Finding the number of arrangements of $n$ binary elements ($a$, $b$) with a maximum of $k$ repeating consecutive elements of one type Here's an example
For $n = 4$ and $k = 1$, there are 8 possible arrangements:
$a\ a\ a\ a$
$a\ a\ a\ b$
$a\ a\ b\ a$
$a\ b\ a\ a$
$b\ a\ a\ a$
$b\ a\ b\ a$
$b\ a\ a\ b$
$b\ a\ b\ a$
with $b$ being the element that can't have more than $k$ consecutive appearances.
I'm not really well-versed in combinatorics, so $2^n$ being the total number of arrangements is the only piece of info I came up with. 
Anyway, this is actually a programming challenge from one of those competitive programming sites, but I wanna get a grasp of the math behind the idea before thinking about implementation methods, so I figured I'd ask things here. Also, the input range for both $n$ and $k$ is $[1, 10^6]$ so a dynamic programming approach is the way to go.
 A: The dynamic programming states are :
$(i,j)$= number of valid strings of length $i$ ending with character $j$. Assume $j$ to be $0$ for $a$ and $1$ for $b$.

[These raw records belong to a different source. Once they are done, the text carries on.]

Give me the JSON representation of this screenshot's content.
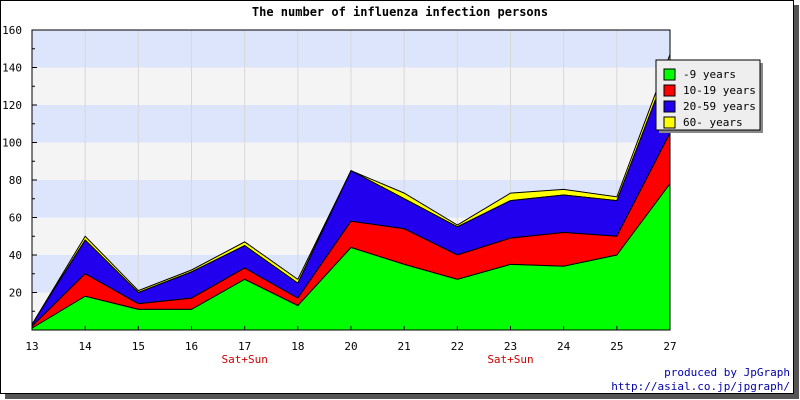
{
  "chart_data": {
    "type": "area",
    "stacked": true,
    "title": "The number of influenza infection persons",
    "x": [
      "13",
      "14",
      "15",
      "16",
      "17",
      "18",
      "20",
      "21",
      "22",
      "23",
      "24",
      "25",
      "27"
    ],
    "xlabel": "",
    "ylabel": "",
    "ylim": [
      0,
      160
    ],
    "yticks": [
      20,
      40,
      60,
      80,
      100,
      120,
      140,
      160
    ],
    "x_sublabels": [
      {
        "x": "17",
        "text": "Sat+Sun"
      },
      {
        "x": "23",
        "text": "Sat+Sun"
      }
    ],
    "grid": true,
    "legend_position": "top-right",
    "series": [
      {
        "name": "-9 years",
        "color": "#00ff00",
        "values": [
          1,
          18,
          11,
          11,
          27,
          13,
          44,
          35,
          27,
          35,
          34,
          40,
          78
        ]
      },
      {
        "name": "10-19 years",
        "color": "#ff0000",
        "values": [
          1,
          12,
          3,
          6,
          6,
          4,
          14,
          19,
          13,
          14,
          18,
          10,
          27
        ]
      },
      {
        "name": "20-59 years",
        "color": "#2200ee",
        "values": [
          1,
          18,
          6,
          14,
          12,
          8,
          27,
          16,
          15,
          20,
          20,
          19,
          38
        ]
      },
      {
        "name": "60- years",
        "color": "#ffff00",
        "values": [
          0,
          2,
          1,
          1,
          2,
          2,
          0,
          3,
          1,
          4,
          3,
          2,
          4
        ]
      }
    ]
  },
  "credits": {
    "line1": "produced by JpGraph",
    "line2": "http://asial.co.jp/jpgraph/"
  }
}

Now, consider a compressed version of the string , it will be like $\{ (a,x),(b,x'),(a,z),(b,z') \}$ and so on, or $\{ (b,x),(a,x'),(b,z),(a,z') \}$ and so on.
For example, the set of pairs : $ \{ (a,1),(b,2),(a,1) \} $ would indicate the string :
$ abba $
Now let's call $q_{i}$ the second member of the $i^{th}$ pair in the set. You want the sum of all $q_{i}$ to be $N$, where $N$ is the length of the string , each $q_{i}$ is positive, and each $q_{i}$ belonging to a $'b'$ is $ \le K $. 
So, the dyanmic programming transisions would be :
$ d[i][0]= \sum_{j=0}^{i-1} d[j][1] $,
$ d[i][1]= \sum_{j=i-k}^{i-1} d[j][0] $
with the base case being $d[0][0]=d[0][1]=1$ 
The answer will be sum of $ d[N][0]$ and $d[N][1]$. Try and think of how you can use prefix sums to optimize these transitions to work in $O(N)$ 
I personally feel this is a standard problem, and having many queries for different $K$ with fixed $N$ would make the problem much more interesting and harder.  
A: I take it you're asking how to come up with a mathematical formula for the number of words of a particular length that don't violate the restriction about one letter appearing too many times in a row. It turns out there is not a closed-form formula for this (for general $n$ and $k$), but there are general methods that give pretty good approximations.
So, let $a_n$ be the number of words of length $n$ from the two-letter alphabet $\{a,b\}$ so that the $b$ never appears more than $k$ times in a row (and call these type of words valid). Each valid word can be uniquely decomposed by stripping off the at most $k$ $b$'s at the beginning of the word, which must be followed by a single $a$, which is then followed by a shorter valid word. Therefore, 
$$a_n=\sum_{j=0}^ka_{n-(j+1)}\text{ for }n\ge k+1  $$
and
$$a_0=1,\; a_1=2,\;\ldots\;,a_k=2^k.$$
This recurrence relation is easy to code up, if that's all you want to do. However, your question comes down to solving this recurrence relation. It is of $k$th order, linear, and has constant coefficients. (If $k=1$, it gives the Fibonacci numbers.) There are many ways to solve recurrence relations of this type---my personal favorite is with generating functions. Whatever the $a_n$'s turn out to be, you define the generating function $f(x)=\sum_{n\ge0}a_nx^n$ and then transform the recurrence relation to a statement about the generating function itself. In this case it turns out to be
$$f(x)-1=\sum_{j=0}^k x^{j+1}f(x). $$
Solving this gives
$$f(x)=\frac{1-x}{1-2x+x^{k+2}}.$$
The last step in order to get a formula for $a_n$ is to extract the coefficient of $x^n$ in $f(x)$. Unfortunately, you can't do this exactly since the denominator of $f$ doesn't factor nicely. However, if you want to follow up the problem, you can get a reasonable approximation by getting a good estimate for the smallest root $\alpha$ of $1-2x+x^{k+2}$, say with Newton's method, which is just shy of $1/2$. Then, $a_n\sim 1/\alpha^n$.